Castelao e o álbum Nós, da Galiza para o mundo
Figura central da cultura e da política galegas do século XX, Castelao foi também um artista de muitas expressões. Nós, o seu mais aclamado álbum de estampas, publicou-se há 90 anos e continua a ser um marco na história da Galiza, abrindo o seu olhar para o mundo.
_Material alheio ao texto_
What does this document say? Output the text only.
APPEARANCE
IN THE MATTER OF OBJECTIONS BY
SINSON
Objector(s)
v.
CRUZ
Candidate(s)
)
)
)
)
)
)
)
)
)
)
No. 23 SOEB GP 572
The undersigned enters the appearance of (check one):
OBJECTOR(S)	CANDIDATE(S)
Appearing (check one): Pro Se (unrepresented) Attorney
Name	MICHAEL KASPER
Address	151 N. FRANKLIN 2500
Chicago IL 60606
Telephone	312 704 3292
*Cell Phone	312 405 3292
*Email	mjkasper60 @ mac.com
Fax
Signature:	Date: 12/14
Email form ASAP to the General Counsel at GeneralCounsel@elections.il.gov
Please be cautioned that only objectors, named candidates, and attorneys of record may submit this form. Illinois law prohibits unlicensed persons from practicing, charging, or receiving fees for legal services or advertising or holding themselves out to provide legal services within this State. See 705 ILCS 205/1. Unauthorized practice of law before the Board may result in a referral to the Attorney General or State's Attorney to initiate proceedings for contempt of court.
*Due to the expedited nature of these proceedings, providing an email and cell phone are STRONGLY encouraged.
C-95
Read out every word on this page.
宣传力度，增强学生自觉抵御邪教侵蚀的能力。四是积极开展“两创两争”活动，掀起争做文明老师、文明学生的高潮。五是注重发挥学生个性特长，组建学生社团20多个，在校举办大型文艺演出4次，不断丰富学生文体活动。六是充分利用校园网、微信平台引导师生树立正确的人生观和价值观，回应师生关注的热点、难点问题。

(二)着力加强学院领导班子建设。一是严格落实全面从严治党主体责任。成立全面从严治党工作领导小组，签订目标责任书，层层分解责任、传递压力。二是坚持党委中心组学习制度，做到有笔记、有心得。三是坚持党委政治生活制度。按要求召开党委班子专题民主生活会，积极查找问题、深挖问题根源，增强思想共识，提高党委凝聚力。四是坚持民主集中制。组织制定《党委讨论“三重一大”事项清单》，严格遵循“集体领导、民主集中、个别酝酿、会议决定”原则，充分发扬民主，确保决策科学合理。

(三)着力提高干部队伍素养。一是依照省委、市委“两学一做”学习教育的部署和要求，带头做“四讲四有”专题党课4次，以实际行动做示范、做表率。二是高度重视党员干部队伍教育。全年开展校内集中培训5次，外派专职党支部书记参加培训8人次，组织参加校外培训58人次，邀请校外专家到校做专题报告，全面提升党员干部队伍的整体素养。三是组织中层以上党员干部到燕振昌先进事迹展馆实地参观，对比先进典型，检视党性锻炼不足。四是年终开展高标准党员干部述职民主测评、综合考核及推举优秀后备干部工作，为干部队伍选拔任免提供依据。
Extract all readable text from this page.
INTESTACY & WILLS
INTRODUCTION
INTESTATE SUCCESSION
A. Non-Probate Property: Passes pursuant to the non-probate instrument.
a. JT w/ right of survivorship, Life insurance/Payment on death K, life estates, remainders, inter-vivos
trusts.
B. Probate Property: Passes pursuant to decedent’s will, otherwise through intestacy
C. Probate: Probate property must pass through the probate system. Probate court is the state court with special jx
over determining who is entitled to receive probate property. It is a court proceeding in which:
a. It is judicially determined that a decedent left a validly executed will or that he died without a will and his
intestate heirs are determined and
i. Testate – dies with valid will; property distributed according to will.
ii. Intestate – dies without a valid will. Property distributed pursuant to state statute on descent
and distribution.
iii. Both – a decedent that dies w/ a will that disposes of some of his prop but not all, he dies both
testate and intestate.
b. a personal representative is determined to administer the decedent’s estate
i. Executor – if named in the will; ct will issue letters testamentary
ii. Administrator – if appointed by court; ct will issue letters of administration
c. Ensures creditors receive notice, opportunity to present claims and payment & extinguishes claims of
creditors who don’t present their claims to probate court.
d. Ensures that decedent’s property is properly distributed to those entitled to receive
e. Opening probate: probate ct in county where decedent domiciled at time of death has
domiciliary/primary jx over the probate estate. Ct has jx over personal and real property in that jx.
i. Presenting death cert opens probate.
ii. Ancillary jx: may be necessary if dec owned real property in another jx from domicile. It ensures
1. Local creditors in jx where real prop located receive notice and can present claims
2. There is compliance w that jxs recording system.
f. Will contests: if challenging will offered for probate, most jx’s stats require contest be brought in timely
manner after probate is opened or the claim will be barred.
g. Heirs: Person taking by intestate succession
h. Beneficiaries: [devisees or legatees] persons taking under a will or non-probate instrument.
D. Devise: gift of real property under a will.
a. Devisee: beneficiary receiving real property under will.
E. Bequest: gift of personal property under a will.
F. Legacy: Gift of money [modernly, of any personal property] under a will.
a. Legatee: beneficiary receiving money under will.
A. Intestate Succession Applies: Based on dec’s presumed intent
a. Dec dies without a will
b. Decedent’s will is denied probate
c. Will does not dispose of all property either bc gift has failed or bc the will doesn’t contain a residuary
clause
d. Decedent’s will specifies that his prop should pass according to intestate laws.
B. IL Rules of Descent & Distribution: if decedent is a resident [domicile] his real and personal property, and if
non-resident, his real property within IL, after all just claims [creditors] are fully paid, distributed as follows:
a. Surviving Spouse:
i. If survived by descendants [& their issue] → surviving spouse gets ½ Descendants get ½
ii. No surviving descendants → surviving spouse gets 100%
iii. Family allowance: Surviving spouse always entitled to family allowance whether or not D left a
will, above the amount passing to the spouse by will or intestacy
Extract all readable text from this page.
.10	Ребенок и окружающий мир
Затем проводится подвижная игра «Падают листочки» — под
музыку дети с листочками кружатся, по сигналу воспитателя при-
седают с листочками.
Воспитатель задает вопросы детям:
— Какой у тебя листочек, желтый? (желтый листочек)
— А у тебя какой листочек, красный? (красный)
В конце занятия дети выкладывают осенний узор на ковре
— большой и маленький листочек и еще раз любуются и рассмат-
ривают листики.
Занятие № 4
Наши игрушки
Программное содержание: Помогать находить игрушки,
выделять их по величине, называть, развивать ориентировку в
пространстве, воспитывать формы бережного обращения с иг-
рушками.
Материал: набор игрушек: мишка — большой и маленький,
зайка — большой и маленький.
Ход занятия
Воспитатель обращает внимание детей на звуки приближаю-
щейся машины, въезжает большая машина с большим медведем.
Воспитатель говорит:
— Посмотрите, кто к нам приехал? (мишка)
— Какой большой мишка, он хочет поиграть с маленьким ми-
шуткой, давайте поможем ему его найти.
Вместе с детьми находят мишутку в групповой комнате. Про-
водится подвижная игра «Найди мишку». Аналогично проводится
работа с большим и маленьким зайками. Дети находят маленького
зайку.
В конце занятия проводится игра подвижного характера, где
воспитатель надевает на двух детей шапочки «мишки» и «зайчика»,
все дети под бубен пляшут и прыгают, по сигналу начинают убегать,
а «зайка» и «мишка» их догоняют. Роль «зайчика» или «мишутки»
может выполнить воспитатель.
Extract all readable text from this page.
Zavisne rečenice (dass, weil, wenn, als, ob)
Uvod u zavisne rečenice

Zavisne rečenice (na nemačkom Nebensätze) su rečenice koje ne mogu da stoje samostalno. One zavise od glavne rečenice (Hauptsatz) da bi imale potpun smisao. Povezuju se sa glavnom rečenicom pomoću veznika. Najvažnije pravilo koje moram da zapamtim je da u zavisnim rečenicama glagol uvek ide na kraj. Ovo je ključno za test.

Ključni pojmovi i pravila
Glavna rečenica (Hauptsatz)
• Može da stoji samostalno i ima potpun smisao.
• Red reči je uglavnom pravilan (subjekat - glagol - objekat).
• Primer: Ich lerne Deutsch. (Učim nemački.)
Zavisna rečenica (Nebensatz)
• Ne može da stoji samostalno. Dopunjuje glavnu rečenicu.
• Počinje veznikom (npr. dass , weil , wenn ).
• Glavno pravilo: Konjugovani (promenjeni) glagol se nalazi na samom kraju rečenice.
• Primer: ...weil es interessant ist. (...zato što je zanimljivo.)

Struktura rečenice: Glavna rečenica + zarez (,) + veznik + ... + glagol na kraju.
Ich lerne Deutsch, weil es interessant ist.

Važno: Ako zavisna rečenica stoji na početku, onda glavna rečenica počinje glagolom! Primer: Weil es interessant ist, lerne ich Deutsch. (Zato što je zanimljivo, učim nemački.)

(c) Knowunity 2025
Publicado pela primeira vez em 1931, Nós é um álbum de estampas que começou por ser apresentado sob a forma de exposição, em 1920, tendo sido editado na sequência da aclamação que os sectores do nacionalismo galego lhe devotaram. Nascido em Rianxo, em 1886, Alfonso Daniel Rodríguez Castelao trabalhou na concepção deste livro entre os anos de 1916 e 1918, e o resultado foram as 49 estampas e um auto-retrato que compõem a obra, resultantes da impressão de desenhos originalmente elaborados com recurso ao carvão e à grafite, com alguns apontamentos de tinta. As imagens retratam situações vividas por uma franja social que caracterizava a Galiza do início do século passado, maioritariamente rural, mais dependente dos donos das terras do que da terra propriamente dita e sujeita aos desmandos que os desequilíbrios sociais impunham aos que não tinham como contorná-los. A pobreza, a emigração como recurso frequente, a pouca instrução e a relação desfavorável de poder com os detentores da terra e com as estruturas sociais que neles se apoiavam são temas que atravessam o álbum, acompanhados por referências à questão da identidade galega.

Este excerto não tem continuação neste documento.